Bukan Saya menakut-nakuti ya, hanya ingin menggambarkan betapa infeksi virus tidak bisa kita anggap remeh. Dampaknya sistemik. Itulah kenapa sebaiknya kita jangan sampai terinfeksi Covid-19. Virus ini baru, bukan hanya karena vaksinnya belum ditemukan. Tapi juga karena belum banyak penelitian tentang dampak jangka panjang virus ini terhadap tubuh kita.

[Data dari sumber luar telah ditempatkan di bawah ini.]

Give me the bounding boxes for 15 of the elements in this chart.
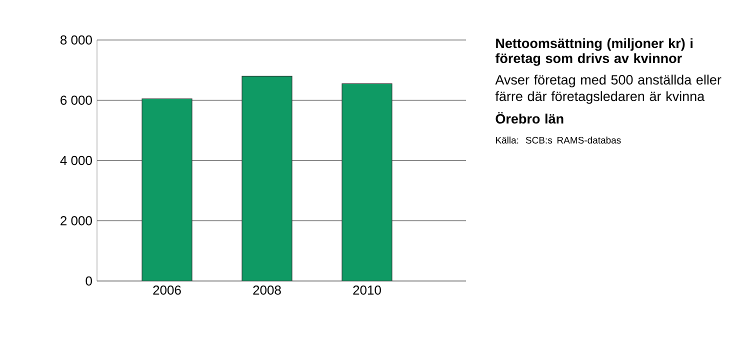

Klise sih tapi benar lebih bagus menjaga dari pada mengobati. Jika di masa depan ilmuwan memastikan tidak ada after effect yang buruk dari Covid-19 alhamdulillah. Tidak ada ruginya juga toh kita menjaga kesehatan. Bantu juga nakes agar mereka lekas bisa beristirahat dan punya waktu untuk kembali ke kehidupan pribadi mereka lagi.
Paragraf terakkhir, sungguh teman, Saya tidak menginginkan kita semua satu pandangan. Akan sangat membosankan dunia ini jika itu terjadi. Hanya saja, saat situasi darurat begini, kita harus tahu prioritas. Prioritas kita saat ini bukan SIAPA melakinkan BAGAIMANA segera keluar dari situasi tidak enak ini. Kami rakyat kecil sudah susah. Jangan memanipulasi dan memanfaatkan rasa frustasi Kami untuk hawa nafsu perlawanan kalian yang dasarnya tidak kredibel. Bila ada data yang Saya sebutkan salah, silahkan koreksi. Terima kasih semoga kita semua sehat. Jangan lupa pakai makser dan jangan malas cuci tangan ya.